From  http://users.metu.edu.tr/serge/courses/111-2011/textbook-math111.pdf p.g. 314.  I've seen answers and don't fully understand.  My main issue is part (a) but might as well give answer to all.  Can anyone give a clearer write up of the answer.  Alternative methods also welcome.  
UPDATE:  I need help with the below answer.  I don't how to prove that $h$ is one-to-one based on the suggestion.  Why is $(f(i), g(i))$ an element of $h(f)$ and not $h(g)$?

 A: To prove (a) using induction over $n$:
Base: $n = 1$. So we have: $|A| = 1$, or $A = \{ a_1 \}$ for some object $a_1$, and we have $I_1 = \{ 1 \}$. Then there is only $1$ function $f$ possible from $I_1$ to $A$, namely $f(1) = a_1$. Thus, $|F| = 1 = 1!$. Check!
Step: Assume (inductive hypothesis) that $|F| = k!$ for some $k$.  Now let's use that to show $|F|= (k+1)!$ in the case of $k+1$.
OK, so we have $|A|=k+1$, i.e. $A = \{ a_1, a_2, ..., a_k, a_{k+1} \}$. We also have $I_{k+1} = \{ 1,2,3,..., k, k+1 \}$. Now, how many one-to-one and onto functions are there from $I_{k+1}$ to $A$?  Well, let's do this by first mapping $k+1$ to an element in $A$, and then mapping all the other numbers $1$ through $k$. 
So, what can $f(k+1)$ be?  Given that this is the first object we map, all options are open, so it can be mapped to any element in $A$, so there are $k+1$ options: $f(k+1) = a_1$, or $f(k+1) = a_2$, or ... or  $f(k+1) = a_{k+1}$. Now, once we have fixed $f(k+1)$, there are $k$ elements left in $A$ that all the others numbers $1$ through $k$ need to be mapped to in a one-to-one and onto way. Or, maybe a little more cleanly: if $f(k+1) = a_i$, then the set $A' = A \setminus \{ a_i \}$ will have $k$ elements, i.e. $|A'|=k$. So, we can apply our inductive hypothesis: there will be $|F|=k!$ ways to map elements $1$ through $k$ (i.e. $I_k$) to $A'$.

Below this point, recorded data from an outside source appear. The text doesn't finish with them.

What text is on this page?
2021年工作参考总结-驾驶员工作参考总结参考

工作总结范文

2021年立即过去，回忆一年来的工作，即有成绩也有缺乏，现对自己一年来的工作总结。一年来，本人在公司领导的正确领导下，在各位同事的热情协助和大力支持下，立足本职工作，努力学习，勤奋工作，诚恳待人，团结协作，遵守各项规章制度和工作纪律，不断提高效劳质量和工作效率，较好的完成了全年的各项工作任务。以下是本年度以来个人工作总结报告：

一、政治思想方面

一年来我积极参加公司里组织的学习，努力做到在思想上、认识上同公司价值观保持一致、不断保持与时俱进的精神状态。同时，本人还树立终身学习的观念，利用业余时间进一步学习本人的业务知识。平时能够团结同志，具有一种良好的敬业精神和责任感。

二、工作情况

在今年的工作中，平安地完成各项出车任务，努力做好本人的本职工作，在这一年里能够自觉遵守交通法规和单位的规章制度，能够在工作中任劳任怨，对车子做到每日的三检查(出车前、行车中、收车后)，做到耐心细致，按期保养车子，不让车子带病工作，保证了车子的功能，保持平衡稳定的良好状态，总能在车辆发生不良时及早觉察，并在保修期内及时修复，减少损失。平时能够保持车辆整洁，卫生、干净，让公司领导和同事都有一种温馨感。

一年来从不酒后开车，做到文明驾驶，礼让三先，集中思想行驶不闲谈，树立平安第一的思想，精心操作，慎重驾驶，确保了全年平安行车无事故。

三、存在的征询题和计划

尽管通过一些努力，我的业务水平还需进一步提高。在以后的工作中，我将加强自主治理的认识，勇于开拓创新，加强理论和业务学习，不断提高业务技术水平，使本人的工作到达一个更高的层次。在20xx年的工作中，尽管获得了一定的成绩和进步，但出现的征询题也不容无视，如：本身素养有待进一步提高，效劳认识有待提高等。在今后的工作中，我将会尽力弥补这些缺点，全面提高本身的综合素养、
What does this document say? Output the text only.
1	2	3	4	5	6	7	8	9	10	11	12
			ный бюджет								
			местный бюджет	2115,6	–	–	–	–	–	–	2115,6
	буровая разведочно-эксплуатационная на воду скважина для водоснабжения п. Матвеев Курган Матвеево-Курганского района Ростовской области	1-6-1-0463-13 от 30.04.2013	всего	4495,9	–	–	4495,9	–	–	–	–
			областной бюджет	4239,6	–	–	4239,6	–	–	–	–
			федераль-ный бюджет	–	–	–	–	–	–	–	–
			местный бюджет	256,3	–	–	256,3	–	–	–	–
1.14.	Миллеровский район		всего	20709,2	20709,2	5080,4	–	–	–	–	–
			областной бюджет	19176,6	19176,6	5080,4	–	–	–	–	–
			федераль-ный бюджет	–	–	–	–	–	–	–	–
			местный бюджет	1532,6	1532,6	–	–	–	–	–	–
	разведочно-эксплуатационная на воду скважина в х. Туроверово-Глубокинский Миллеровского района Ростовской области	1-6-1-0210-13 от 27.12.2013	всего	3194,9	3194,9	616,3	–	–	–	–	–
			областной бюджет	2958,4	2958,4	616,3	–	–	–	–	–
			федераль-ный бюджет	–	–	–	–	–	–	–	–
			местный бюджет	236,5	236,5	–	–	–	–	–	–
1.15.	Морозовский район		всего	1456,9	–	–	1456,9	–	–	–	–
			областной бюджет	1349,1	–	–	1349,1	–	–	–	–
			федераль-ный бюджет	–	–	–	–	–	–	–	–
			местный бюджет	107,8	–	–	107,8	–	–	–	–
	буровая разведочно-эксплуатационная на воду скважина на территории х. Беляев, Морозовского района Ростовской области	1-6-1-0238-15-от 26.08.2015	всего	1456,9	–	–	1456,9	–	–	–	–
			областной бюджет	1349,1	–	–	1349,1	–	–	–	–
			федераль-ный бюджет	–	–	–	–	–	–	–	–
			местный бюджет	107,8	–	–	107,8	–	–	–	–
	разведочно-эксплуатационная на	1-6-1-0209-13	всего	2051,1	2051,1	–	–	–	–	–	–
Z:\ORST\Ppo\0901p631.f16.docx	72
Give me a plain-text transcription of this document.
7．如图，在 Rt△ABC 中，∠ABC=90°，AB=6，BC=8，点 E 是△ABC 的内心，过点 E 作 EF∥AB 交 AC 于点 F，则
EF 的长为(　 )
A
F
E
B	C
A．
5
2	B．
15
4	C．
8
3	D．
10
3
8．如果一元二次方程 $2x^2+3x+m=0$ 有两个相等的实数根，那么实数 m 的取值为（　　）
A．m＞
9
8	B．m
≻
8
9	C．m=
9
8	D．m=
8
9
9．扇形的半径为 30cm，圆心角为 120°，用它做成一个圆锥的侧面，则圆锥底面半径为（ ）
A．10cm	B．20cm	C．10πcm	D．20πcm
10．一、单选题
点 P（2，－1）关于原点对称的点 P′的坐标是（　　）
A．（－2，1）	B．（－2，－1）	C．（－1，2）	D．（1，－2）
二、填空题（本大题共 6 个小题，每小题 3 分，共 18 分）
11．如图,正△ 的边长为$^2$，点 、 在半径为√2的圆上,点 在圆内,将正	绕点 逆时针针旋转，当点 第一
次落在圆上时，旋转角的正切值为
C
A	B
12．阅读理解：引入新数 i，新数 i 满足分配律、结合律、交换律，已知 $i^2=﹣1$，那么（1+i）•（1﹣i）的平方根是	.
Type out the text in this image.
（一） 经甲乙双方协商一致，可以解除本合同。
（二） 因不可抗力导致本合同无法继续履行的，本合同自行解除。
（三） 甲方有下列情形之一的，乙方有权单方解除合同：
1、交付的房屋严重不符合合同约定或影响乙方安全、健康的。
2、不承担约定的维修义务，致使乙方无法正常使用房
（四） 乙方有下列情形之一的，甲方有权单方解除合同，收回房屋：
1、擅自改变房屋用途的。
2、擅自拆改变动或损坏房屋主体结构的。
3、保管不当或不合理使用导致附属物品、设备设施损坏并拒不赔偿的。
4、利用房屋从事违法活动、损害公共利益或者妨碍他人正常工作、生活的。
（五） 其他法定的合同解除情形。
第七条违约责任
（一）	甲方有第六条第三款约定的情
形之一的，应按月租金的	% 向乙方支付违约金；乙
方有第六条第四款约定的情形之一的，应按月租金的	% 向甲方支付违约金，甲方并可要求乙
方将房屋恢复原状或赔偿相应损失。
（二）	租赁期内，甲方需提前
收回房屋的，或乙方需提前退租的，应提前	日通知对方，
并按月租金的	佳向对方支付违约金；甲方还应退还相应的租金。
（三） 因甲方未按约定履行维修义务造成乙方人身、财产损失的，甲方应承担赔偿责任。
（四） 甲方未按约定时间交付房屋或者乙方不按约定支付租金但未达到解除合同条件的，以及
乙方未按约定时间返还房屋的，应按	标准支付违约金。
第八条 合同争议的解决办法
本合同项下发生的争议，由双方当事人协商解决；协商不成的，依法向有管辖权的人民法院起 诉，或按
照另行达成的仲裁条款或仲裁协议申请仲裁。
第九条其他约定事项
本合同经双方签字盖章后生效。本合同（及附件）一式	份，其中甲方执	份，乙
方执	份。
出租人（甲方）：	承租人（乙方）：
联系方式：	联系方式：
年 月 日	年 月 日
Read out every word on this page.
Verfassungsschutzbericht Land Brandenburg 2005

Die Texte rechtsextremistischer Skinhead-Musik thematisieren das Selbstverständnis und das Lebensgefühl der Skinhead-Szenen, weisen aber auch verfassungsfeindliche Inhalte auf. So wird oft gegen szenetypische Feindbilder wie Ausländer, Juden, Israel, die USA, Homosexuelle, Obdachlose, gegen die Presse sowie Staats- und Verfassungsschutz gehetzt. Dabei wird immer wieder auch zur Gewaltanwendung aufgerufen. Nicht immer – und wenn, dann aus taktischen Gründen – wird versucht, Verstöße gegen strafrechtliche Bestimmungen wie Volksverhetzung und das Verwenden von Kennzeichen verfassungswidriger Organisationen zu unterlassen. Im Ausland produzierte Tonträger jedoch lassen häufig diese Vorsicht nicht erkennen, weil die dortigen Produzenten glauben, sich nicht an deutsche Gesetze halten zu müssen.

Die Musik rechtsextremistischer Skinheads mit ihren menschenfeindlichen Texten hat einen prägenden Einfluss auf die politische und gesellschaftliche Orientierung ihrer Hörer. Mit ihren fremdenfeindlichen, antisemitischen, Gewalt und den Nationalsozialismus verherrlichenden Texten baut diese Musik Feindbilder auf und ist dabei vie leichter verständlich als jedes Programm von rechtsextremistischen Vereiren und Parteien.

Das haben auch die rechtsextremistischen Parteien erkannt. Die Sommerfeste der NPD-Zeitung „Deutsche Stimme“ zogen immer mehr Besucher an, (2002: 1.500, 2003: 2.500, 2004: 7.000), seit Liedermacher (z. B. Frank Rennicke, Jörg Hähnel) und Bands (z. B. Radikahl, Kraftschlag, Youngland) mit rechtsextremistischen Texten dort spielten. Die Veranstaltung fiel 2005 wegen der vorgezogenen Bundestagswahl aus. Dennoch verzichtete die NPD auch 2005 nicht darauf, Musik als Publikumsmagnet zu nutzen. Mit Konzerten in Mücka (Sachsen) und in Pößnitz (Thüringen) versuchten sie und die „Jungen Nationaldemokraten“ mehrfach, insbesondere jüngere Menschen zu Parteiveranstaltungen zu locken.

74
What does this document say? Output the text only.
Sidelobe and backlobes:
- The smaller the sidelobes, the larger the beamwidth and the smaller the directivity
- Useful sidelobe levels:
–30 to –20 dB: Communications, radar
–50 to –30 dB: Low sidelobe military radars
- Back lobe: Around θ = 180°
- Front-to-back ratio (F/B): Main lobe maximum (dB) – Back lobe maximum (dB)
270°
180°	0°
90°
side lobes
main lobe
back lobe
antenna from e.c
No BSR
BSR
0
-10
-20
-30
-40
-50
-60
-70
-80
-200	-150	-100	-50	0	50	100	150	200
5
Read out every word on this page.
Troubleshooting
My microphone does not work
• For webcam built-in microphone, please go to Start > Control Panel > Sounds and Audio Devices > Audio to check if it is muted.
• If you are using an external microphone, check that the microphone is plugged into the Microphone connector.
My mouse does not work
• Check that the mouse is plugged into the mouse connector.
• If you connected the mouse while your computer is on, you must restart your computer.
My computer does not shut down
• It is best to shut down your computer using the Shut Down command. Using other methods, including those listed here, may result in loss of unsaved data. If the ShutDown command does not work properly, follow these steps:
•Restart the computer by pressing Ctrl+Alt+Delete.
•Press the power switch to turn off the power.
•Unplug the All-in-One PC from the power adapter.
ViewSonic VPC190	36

So, since there are $k+1$ ways to map $k+1$ to an element in $A$, and $k!$ ways to map all the other numbers $1$ through $k$ to the rest of $A$ in a one-to-one and onto way, there are $(k+1)*k! = (k+1)!$ ways to map $I_{k+1}$ to $A$ in a one-to-one and onto way. Check!
A: For part ($b$):
Let $X := \{j \in I_n \mid f(j) \neq g(j)\}$; observe that $X \neq \varnothing$ (because $f \neq g$ by assumption), so it has minimum (being a non-empty subset of $\mathbb N$). Define, then, $i := \min X$ (in particular $i \in X$); we have that $(f(i), g(i)) \in h(f)$ if and only if (using the definition of $h(f)$) $f^{-1}(f(i)) \leq f^{-1}(g(i))$, that is (since $f$ is bijective) if and only if $i \leq f^{-1}(g(i))$. To see that this holds, we show that $f^{-1}(g(i)) \in X$: in facts, $f(f^{-1}(g(i))) = g(i) \neq g(f^{-1}(g(i)))$, where the last inequality holds because if it were $g(i) = g(f^{-1}(g(i)))$, since $g$ is injective we would get $i = f^{-1}(g(i))$, and since $f$ is a bijective function we would obtain $f(i) = f(f^{-1}(g(i))) = g(i)$, which contradicts the fact that $i \in X$. Thus $f(f^{-1}(g(i))) \neq g(f^{-1}(g(i)))$, and so $f^{-1}(g(i)) \in X$; then $i \leq f^{-1}(g(i))$ being $i$ the minimum of $X$ (more precisely, we have $i < f^{-1}(g(i))$ since we just proved that equality leads to a contradiction), and so we deduce that $(f(i), g(i)) \in h(f)$.
In a similar way, we can prove that $(f(i), g(i)) \notin h(g)$: first, we have $(f(i), g(i)) \notin h(g) \iff g^{-1}(f(i)) > g^{-1}(g(i)) \iff g^{-1}(f(i)) > i$, so we can prove that $g^{-1}(f(i)) \in X \setminus \{i\}$. This is true because $i = g^{-1}(f(i))$ leads again to the contradiction $g(i) = f(i)$, so $i \neq g^{-1}(f(i))$; then $g(g^{-1}(f(i))) = f(i) \neq f(g^{-1}(f(i)))$. Thus $g^{-1}(f(i)) \in X \setminus \{i\}$, which means that $g^{-1}(f(i)) > i$, and so we conclude $(f(i), g(i)) \notin h(g)$.